Methods: Time of virological suppression (''response'') was estimated as the midpoint between the first VL< 400c/mL and previous VL≥400c/mL. Multivariable stepwise logistic regression models (backwards elimination, exit probability p=0.05) were used to identify factors associated with virological suppression by 12 months from ART initiation (baseline).

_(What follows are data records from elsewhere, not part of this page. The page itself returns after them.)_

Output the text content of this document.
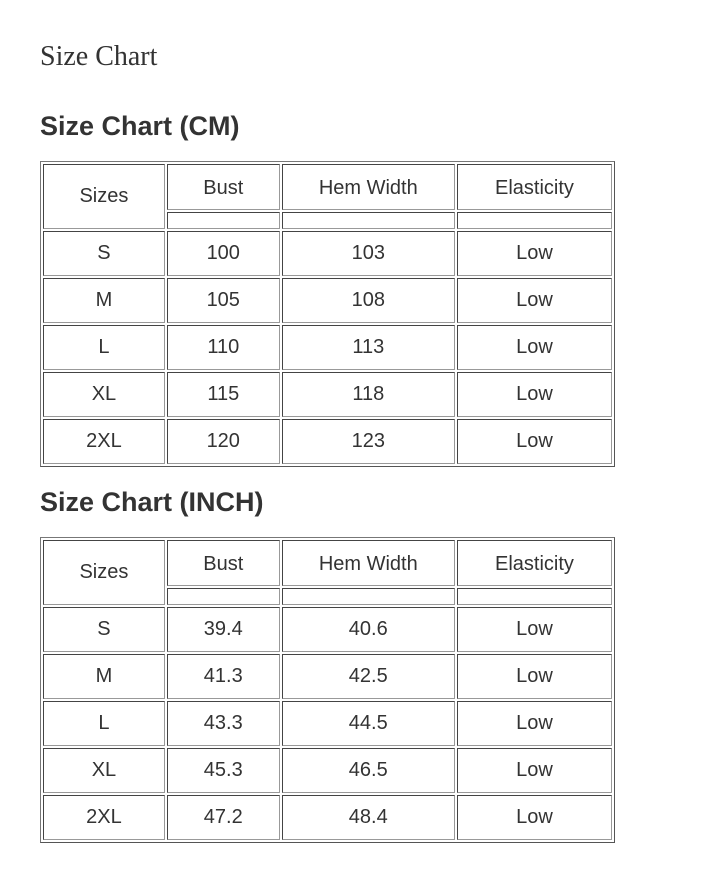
Size Chart
Size Chart (CM)
Sizes	Bust	Hem Width	Elasticity

S	100	103	Low
M	105	108	Low
L	110	113	Low
XL	115	118	Low
2XL	120	123	Low
Size Chart (INCH)
Sizes	Bust	Hem Width	Elasticity

S	39.4	40.6	Low
M	41.3	42.5	Low
L	43.3	44.5	Low
XL	45.3	46.5	Low
2XL	47.2	48.4	Low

Results: 2202 children initiating ART < 18 years with a boosted PI or NNRTI plus >2 NRTI had baseline VL and ≥1 VL measurement available within the first 15 months of ART. 91% were perinatally infected with median[IQR] age 3.8[0.8,8.5] years at HIV diagnosis and 6.4[1.6,10.7] years at ART initiation. Median[IQR] baseline CD4% was 16[8,24]. 91% achieved virological response by 12 months. In multivariable analysis, the effect of ART regimen on virological response varied by age at ART initiation (Table): in children < 3 years, compared to a PI-based regimen, odds of response were significantly reduced for those starting a NVP+2NRTI regimen, but not significantly different for those initiating on NVP+3NRTI; conversely, children ≥3 years had higher odds of virological response compared to those < 3 years, with no significant differences between regimens. Additionally, across all ages, starting an abacavir-containing regimen, VL < 100,000 copies/mL, and more recent calendar year at ART initiation were associated with increased odds of virological response. Children in Russia/Ukraine had reduced odds of response. There was no significant effect of gender, being born abroad, baseline CDC clinical stage, CD4%, HCV/HBV-status or mode of infection.

Table: Factors at ART initiation associated with virological response by 12 months
[Table: Factors at ART initiation associated with virological response by 12 months]


Conclusions: Most children achieve virological suppression by 12 months. Response was more likely in recent years and less likely in children starting NVP+2NRTI < 3 years, possibly due to under-dosing. Further work will explore predictors of virological failure.